Lee followed Do the Right Thing with Mo’ Better Blues, intended as a tribute to the jazz music he grew up with. (Lee’s father, Bill Lee, composed the score.) The original title was A Love Supreme, after the John Coltrane classic. It’s a character-led piece and as such seems less urgent than the more issues-led films that preceded and followed it – the latter being Jungle Fever. Somehow Lee seems disengaged, a feeling enhanced by the fact that he plays out the final credits with a song called “A Jazz Thing” which is actually nothing of the sort: it’s a rap by Flavor Flav of Public Enemy. The film is also far too long at two and a quarter hours.
There are certainly compensations. Musical performances are numerous, and that will be enough for jazz fans in the audience. Together with Ernest Dickerson’s warm-toned photography, this creates a distinctive mood. The film also goes a considerable way on the charisma of Denzel Washington, here making his first film for Lee, of four to date. (As an aside, Washington and Snipes learned to play their instruments especially for this film.) On its release, Mo’ Better Blues was seen as something of a disappointment, and it remains so. Lee would soon recover his form again, though, with his next feature, Jungle Fever.
Mo’ Better Blues
is released as part of the five-film Spike Lee Joint Collection, taking up one side of a DVD-10 disc with Do the Right Thing on the other. The DVD is encoded for Region 1 only.
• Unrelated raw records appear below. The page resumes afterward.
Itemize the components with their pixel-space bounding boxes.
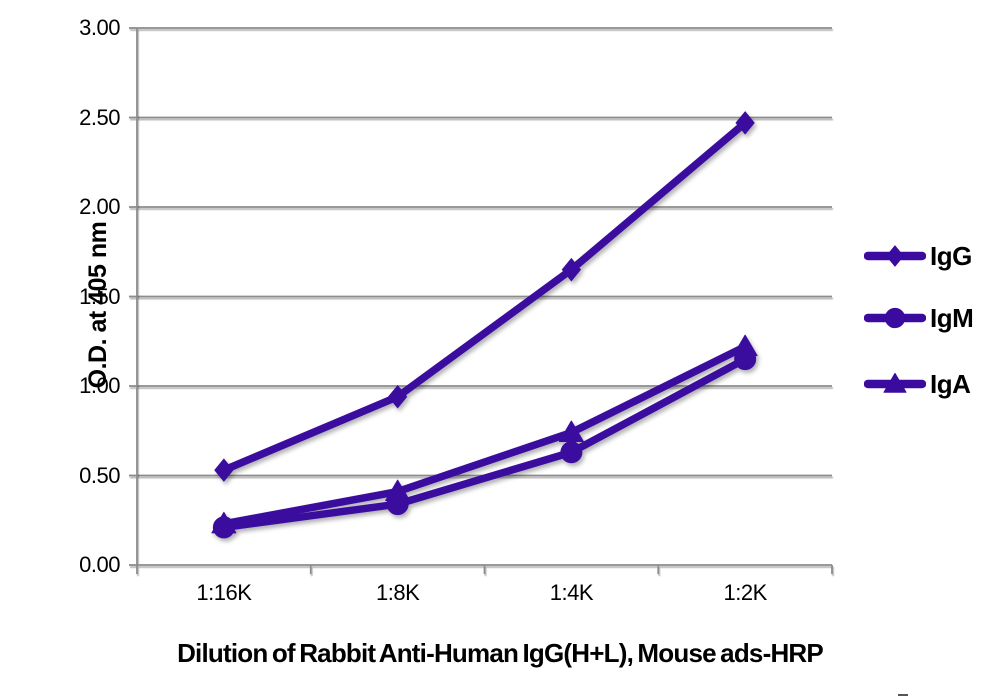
- circle-marker: [212, 516, 235, 539]
- circle-marker: [386, 493, 409, 516]
- legend-label: IgM: [930, 303, 974, 333]
- legend-label: IgG: [930, 241, 972, 271]
- circle-marker: [884, 307, 906, 329]
- y-tick-label: 2.50: [79, 104, 120, 130]
- legend-entry-IgA: IgA: [864, 368, 971, 400]
- diamond-marker: [561, 257, 582, 282]
- y-axis-title: O.D. at 405 nm: [84, 221, 112, 389]
- gridlines: [137, 27, 832, 477]
- diamond-marker: [387, 384, 408, 409]
- legend-label: IgA: [930, 369, 971, 399]
- legend-swatch-diamond: [864, 245, 926, 267]
- legend-entry-IgG: IgG: [864, 240, 972, 272]
- x-axis-title: Dilution of Rabbit Anti-Human IgG(H+L), …: [177, 638, 824, 668]
- legend-swatch-triangle: [864, 372, 926, 393]
- circle-marker: [560, 441, 583, 464]
- series-IgA: [211, 334, 758, 534]
- y-tick-label: 0.50: [79, 462, 120, 488]
- legend-swatch-circle: [864, 307, 926, 329]
- y-tick-label: 1.00: [79, 373, 120, 398]
- y-tick-label: 2.00: [79, 194, 120, 219]
- legend-entry-IgM: IgM: [864, 302, 974, 334]
- x-tick-label: 1:4K: [549, 580, 594, 605]
- y-tick-label: 0.00: [79, 552, 120, 577]
- y-tick-label: 3.00: [79, 15, 120, 40]
- series-IgM: [212, 348, 757, 539]
- diamond-marker: [735, 111, 755, 135]
- triangle-marker: [883, 372, 907, 393]
- bottom-edge-artifact: [898, 694, 908, 696]
- x-tick-label: 1:8K: [375, 580, 420, 605]
- series-line-IgA: [220, 342, 749, 528]
- axes: [129, 27, 833, 574]
- series-IgG: [214, 111, 755, 482]
- y-tick-label: 1.50: [79, 283, 120, 309]
- diamond-marker: [214, 458, 234, 482]
- circle-marker: [734, 348, 757, 371]
- x-tick-label: 1:2K: [723, 580, 767, 605]
- series-line-IgG: [220, 119, 749, 474]
- x-tick-label: 1:16K: [196, 580, 252, 605]
- diamond-marker: [886, 245, 904, 267]
- series-line-IgM: [220, 355, 749, 532]
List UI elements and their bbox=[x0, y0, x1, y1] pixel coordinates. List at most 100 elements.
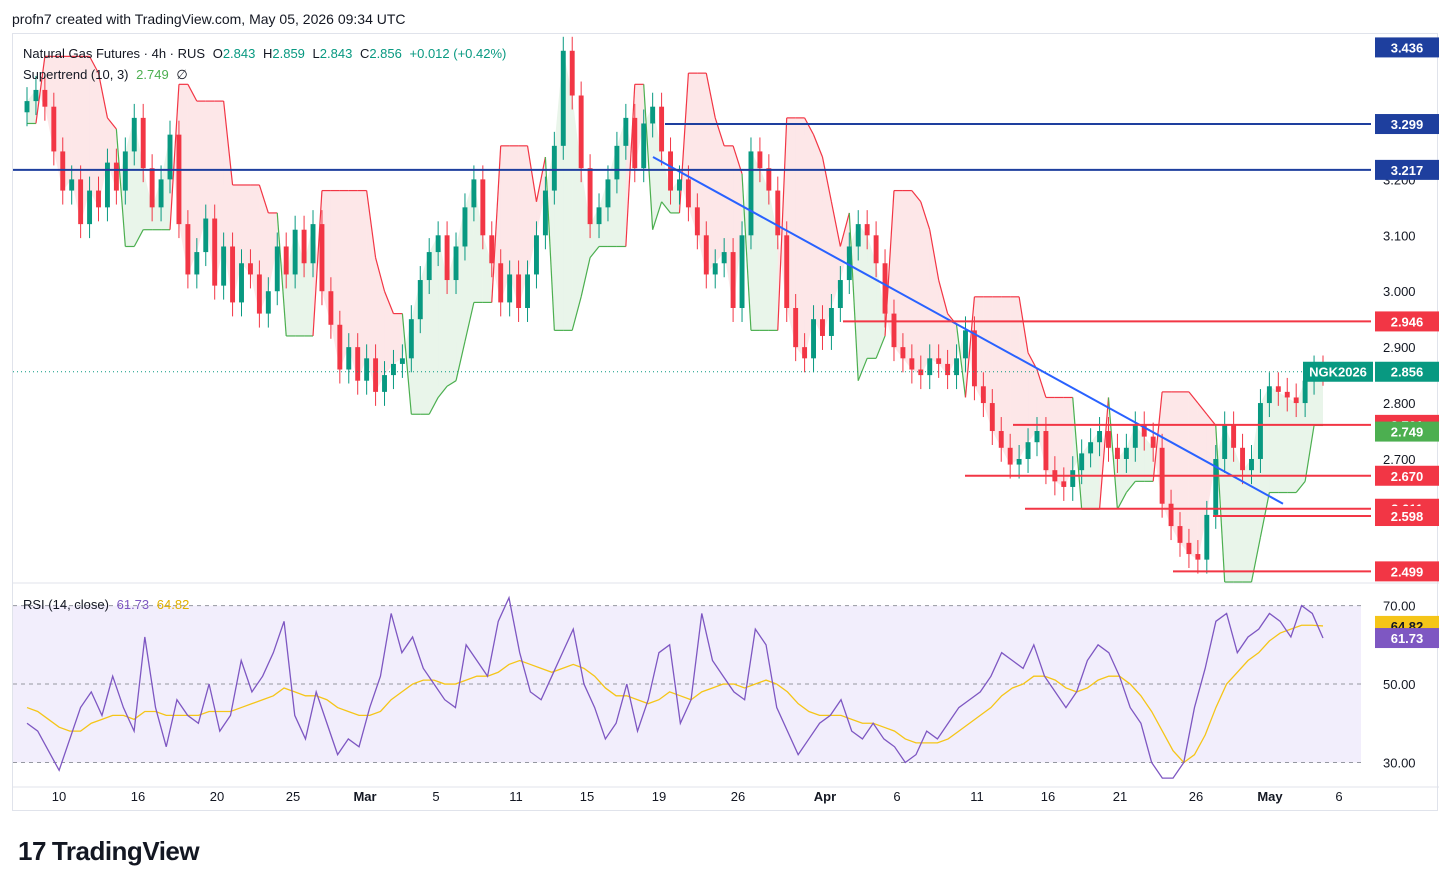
supertrend-line bbox=[812, 134, 824, 158]
time-tick-label: 16 bbox=[1041, 789, 1055, 804]
candle bbox=[685, 179, 691, 208]
candle bbox=[837, 280, 843, 308]
supertrend-fill bbox=[822, 157, 832, 336]
candle bbox=[1249, 458, 1254, 471]
candle bbox=[918, 369, 924, 376]
supertrend-fill bbox=[473, 179, 483, 303]
supertrend-line bbox=[383, 291, 395, 314]
candle bbox=[873, 235, 879, 264]
supertrend-extra: ∅ bbox=[176, 67, 188, 82]
supertrend-legend[interactable]: Supertrend (10, 3) 2.749 ∅ bbox=[23, 67, 192, 83]
supertrend-line bbox=[276, 212, 287, 337]
low-label: L bbox=[312, 46, 320, 61]
candle bbox=[96, 190, 101, 208]
candle bbox=[739, 235, 745, 308]
candle bbox=[900, 347, 906, 359]
close-label: C bbox=[359, 46, 370, 61]
price-badge bbox=[1375, 561, 1439, 582]
candle bbox=[551, 145, 557, 191]
candle bbox=[507, 274, 513, 303]
candle bbox=[596, 207, 602, 225]
candle bbox=[33, 89, 39, 102]
candle bbox=[1240, 447, 1246, 471]
time-tick-label: 21 bbox=[1113, 789, 1127, 804]
supertrend-fill bbox=[1019, 296, 1029, 459]
candle bbox=[239, 263, 244, 303]
rsi-legend[interactable]: RSI (14, close) 61.73 64.82 bbox=[23, 597, 193, 612]
supertrend-line bbox=[821, 156, 833, 202]
candle bbox=[426, 252, 432, 281]
time-tick-label: 26 bbox=[1189, 789, 1203, 804]
symbol-legend[interactable]: Natural Gas Futures · 4h · RUS O2.843 H2… bbox=[23, 46, 510, 61]
symbol-title: Natural Gas Futures · 4h · RUS bbox=[23, 46, 206, 61]
supertrend-line bbox=[911, 190, 922, 203]
supertrend-fill bbox=[1242, 458, 1252, 582]
candle bbox=[1293, 397, 1299, 404]
candle bbox=[980, 386, 986, 404]
candle bbox=[1007, 447, 1013, 465]
supertrend-label: Supertrend (10, 3) bbox=[23, 67, 129, 82]
price-chart[interactable]: 2.7002.8002.9003.0003.1003.20030.0050.00… bbox=[13, 34, 1439, 812]
time-tick-label: 5 bbox=[432, 789, 439, 804]
supertrend-line bbox=[312, 190, 323, 336]
symbol-badge bbox=[1303, 361, 1373, 382]
supertrend-line bbox=[661, 201, 671, 214]
supertrend-fill bbox=[277, 212, 287, 336]
candle bbox=[1141, 425, 1147, 437]
supertrend-line bbox=[1018, 296, 1029, 353]
supertrend-line bbox=[714, 117, 725, 147]
candle bbox=[641, 123, 647, 169]
supertrend-line bbox=[1250, 537, 1262, 583]
supertrend-fill bbox=[813, 134, 823, 336]
supertrend-line bbox=[938, 279, 949, 314]
supertrend-line bbox=[1206, 413, 1217, 426]
candle bbox=[87, 190, 93, 225]
time-tick-label: 6 bbox=[893, 789, 900, 804]
supertrend-line bbox=[133, 229, 144, 247]
candle bbox=[534, 235, 539, 275]
supertrend-line bbox=[857, 358, 868, 381]
price-badge-label: 2.499 bbox=[1391, 564, 1424, 579]
candle bbox=[1186, 542, 1192, 555]
candle bbox=[346, 347, 352, 370]
candle bbox=[650, 106, 656, 124]
candle bbox=[149, 168, 155, 208]
price-badge bbox=[1375, 465, 1439, 486]
price-badge-label: 2.749 bbox=[1391, 425, 1424, 440]
candle bbox=[632, 117, 638, 169]
candle bbox=[712, 263, 718, 275]
candle bbox=[301, 229, 307, 264]
supertrend-fill bbox=[581, 168, 591, 297]
supertrend-fill bbox=[348, 190, 358, 381]
supertrend-line bbox=[437, 385, 448, 398]
candle bbox=[757, 151, 763, 169]
price-tick-label: 2.800 bbox=[1383, 396, 1416, 411]
supertrend-line bbox=[625, 84, 636, 247]
candle bbox=[784, 235, 790, 308]
candle bbox=[247, 263, 253, 275]
candle bbox=[1034, 431, 1040, 443]
candle bbox=[1213, 458, 1219, 515]
candle bbox=[516, 274, 522, 308]
supertrend-fill bbox=[715, 117, 725, 264]
supertrend-line bbox=[526, 145, 538, 202]
supertrend-fill bbox=[1099, 397, 1109, 510]
candle bbox=[1195, 554, 1201, 560]
close-value: 2.856 bbox=[369, 46, 402, 61]
candle bbox=[945, 363, 951, 376]
candle bbox=[1275, 386, 1281, 392]
price-badge-label: 3.436 bbox=[1391, 40, 1424, 55]
supertrend-value: 2.749 bbox=[136, 67, 169, 82]
candle bbox=[1025, 442, 1031, 459]
supertrend-line bbox=[464, 302, 475, 342]
candle bbox=[1266, 386, 1272, 404]
rsi-ma-value: 64.82 bbox=[156, 597, 190, 612]
candle bbox=[828, 308, 834, 336]
supertrend-fill bbox=[920, 201, 930, 376]
chart-frame[interactable]: 2.700 2.800 2.900 3.000 3.100 3.200 30.00 50.00… bbox=[12, 33, 1439, 812]
tradingview-logo[interactable]: 17 TradingView bbox=[18, 836, 200, 867]
supertrend-fill bbox=[366, 190, 376, 392]
candle bbox=[212, 218, 218, 286]
price-badge-label: 2.598 bbox=[1391, 509, 1424, 524]
candle bbox=[882, 263, 888, 314]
The transfer is in the original ratio of 1.85:1 and anamrophically enhanced and is very good. It copes well with Lee and Dickerson’s bold use of colour, blacks are solid and shadow detail fine. There are a lot of scenes in semi-darkness, or with stage lighting, and I didn’t see anything untoward. There are eighteen chapter stops.
Mo’ Better Blues just preceded the digital sound era, and was shown in cinemas with a Dolby SR (matrixed) sound mix. This is transferred to DVD as a surround-encoded Dolby Digital 2.0 track. The surrounds are mostly used for the music score and ambience, but dialogue is always audible and, just as importantly for this film, the music – both on-screen and on – sounds as it should. There are eighteen chapter stops. As with all the other discs in this set, there are no extras.
Mo’ Better Blues is minor but not uninteresting Spike Lee, though fans of Washington and of jazz music will have further reasons to see it. As it contains four other films along with this one, the Spike Lee Joint Collection is certainly good value for money.